Près de quarante ans de carte de presse, de Paris-Jour au Figaro en passant par L’Aurore, du statut de stagiaire échotier à celui de grand reporter, Francis Puyalte a tout connu, tout vécu de la presse écrite. Dans un livre brillant, nourri, enlevé, parfois drôle et souvent amer, il passe de l’autre côté du miroir. Et ce n’est pas toujours sympathique.
Lecteur, ami lecteur tu apprendras que « Le lecteur ? C’est l’Arlésienne de la presse. Tout le monde en parle mais personne ne le connaît. La plupart des journalistes l’ignorent lorsqu’ils ne le méprisent pas ».
Si Puyalte respecte les dirigeants et les journalistes de Paris-Jour comme ceux de L’Aurore, Le Figaro en prend pour son grade « Un havre. L’atmosphère y est ouatée. On se doit d’y être convenable. Pas de vagues. Pas de piaillerie. Pas de chahut ». Il reprend à son compte le portrait charge de Jean Bothorel (Le bal des vautours, Jean Picollec, 1996) et les 23 manières de signer du quotidien de la bourgeoisie « Il y a au Figaro vingt-trois – vingt-trois ! – manières de signer un article… On songe aux modèles hiérarchiques de l’Armée rouge ». Il va aussi découvrir comme son ancien chef de Paris Jour Bernard Morrot (France, ta presse fout le camp, L’Archipel, 2000) que « …plusieurs des innombrables bureaux dispersés dans les étages avaient des locataires dont personne ne savait l’emploi exact ». Il y a certes de grands journalistes (Max Clos, Frossard) mais aussi une cohorte de petits marquis auxquels il faut se soumettre. Une ambiance qui incite à tout sauf au courage, surtout pas au courage.
Il découvre aussi que certains journalistes ne font que recopier l’AFP. Lors d’un reportage sur une séquestration de patrons dans une usine Talbot, il voit de ses yeux les patrons séquestrés. La jeune journaliste de l’AFP n’en parle pas (refuse d’en parler ?). Résultat : « Des cadres séquestrés chez Talbot ce jour là ? Non. C’est faux. La preuve c’est que l’agence France-Presse n’en parle pas ».

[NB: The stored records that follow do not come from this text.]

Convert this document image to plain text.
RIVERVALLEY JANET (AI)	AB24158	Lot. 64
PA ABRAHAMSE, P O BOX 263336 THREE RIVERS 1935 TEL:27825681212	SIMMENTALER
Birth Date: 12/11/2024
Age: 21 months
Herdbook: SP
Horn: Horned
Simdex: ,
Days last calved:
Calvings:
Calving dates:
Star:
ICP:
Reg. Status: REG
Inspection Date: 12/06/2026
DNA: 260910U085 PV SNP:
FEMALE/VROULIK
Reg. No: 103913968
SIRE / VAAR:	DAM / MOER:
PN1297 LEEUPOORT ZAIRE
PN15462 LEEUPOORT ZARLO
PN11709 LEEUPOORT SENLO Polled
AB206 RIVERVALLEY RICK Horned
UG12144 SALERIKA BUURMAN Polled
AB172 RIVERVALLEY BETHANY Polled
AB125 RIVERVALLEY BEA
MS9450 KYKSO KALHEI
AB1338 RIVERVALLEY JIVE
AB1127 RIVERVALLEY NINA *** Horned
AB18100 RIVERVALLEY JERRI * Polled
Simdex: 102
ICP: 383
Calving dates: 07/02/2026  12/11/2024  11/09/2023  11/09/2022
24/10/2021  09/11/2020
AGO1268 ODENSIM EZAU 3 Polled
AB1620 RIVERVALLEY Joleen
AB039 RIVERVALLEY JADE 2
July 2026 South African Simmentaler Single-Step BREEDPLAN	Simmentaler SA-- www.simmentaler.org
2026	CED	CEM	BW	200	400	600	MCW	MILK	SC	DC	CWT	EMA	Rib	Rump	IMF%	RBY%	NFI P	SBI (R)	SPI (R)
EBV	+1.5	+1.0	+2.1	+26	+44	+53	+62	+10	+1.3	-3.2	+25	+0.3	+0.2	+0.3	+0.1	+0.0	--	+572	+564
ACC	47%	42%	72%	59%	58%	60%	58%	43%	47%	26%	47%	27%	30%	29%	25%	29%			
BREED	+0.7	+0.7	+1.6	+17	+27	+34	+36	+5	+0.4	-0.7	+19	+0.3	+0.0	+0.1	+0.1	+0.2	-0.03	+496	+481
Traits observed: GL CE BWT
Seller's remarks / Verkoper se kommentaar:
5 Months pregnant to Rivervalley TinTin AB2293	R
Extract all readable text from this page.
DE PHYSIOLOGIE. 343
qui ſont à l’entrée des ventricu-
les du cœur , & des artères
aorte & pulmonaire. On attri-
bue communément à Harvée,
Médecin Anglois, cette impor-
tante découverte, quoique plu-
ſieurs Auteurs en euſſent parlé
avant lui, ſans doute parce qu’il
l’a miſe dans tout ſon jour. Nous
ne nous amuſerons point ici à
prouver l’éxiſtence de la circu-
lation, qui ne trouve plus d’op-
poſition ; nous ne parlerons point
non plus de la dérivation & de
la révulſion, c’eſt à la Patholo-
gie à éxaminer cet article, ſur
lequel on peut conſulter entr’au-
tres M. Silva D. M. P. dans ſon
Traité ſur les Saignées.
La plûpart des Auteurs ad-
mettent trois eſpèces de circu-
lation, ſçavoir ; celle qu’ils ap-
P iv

Sans oublier les pressions économiques. Lors d’un reportage sur les chinois du XIIIème arrondissement de Paris, les triades et les frères Tang, il va se heurter à un fidèle de Robert Hersant, Jean Miot. Miot convoque Puyalte dans son bureau, lui montre un périodique en chinois « Tu vois ce journal, c’est nous qui l’imprimons à Roissy. Il pèse 400 bâtons. Et toi combien tu pèses ? …alors ton enquête, tu l’oublies ».
Francis Puyalte va faire la connaissance de ceux qu’il appelle « Les nouveaux Inquisiteurs. Dans la presse écrite et audiovisuelle, ils fabriquent des innocents et des coupables. Leur opinion personnelle forge l’opinion publique » (1). L’affaire Kamal sera l’occasion de les fréquenter de près, de trop près. Karim Kamal et sa femme Marie-Pierre Guyot se disputent la garde de leur fille Lauriane dans une affaire hautement médiatisée pendant plus de dix ans, de 1993 à 2005. Ancien échotier, Francis Puyalte va suivre l’affaire pour Le Figaro, à ses dépens comme il le verra plus tard. Karim Kamal franco-marocain, séduisant, manipulateur, disposant d’une famille influente aux États-Unis va user de tous les subterfuges y compris les plus ignobles pour récupérer sa fille. Le racisme bien sûr « Parce que je suis à moitié marocain… parce que je suis victime du racisme ». La calomnie pure pour salir sa femme accusée de …pédophilie !
Le tout avec le soutien de la grosse presse du Monde à Paris-Match en passant par Le Nouvel Observateur, France-Soir, Nice-Matin, Libération et … Le Figaro qui vont consacrer plus de 200 articles à l’affaire. Hervé Gattegno (2), fidèle compagnon d’Edwy Plenel, va se distinguer particulièrement au Monde. Il consacre près d’une trentaine d’articles à l’affaire, la plupart répercutant les accusations de pédophilie contre la mère… sans jamais la rencontrer une seule fois. Le directeur du Monde, Jean-Marie Colombani sera sévèrement condamné en 2002 par le tribunal de Grasse : « L’auteur de l’article… procédant par amalgames… qu’il ne saurait faire valoir qu’il a mené une enquête sérieuse… sans faire le moins du monde état des enquêtes… a manqué de la plus élémentaire prudence ».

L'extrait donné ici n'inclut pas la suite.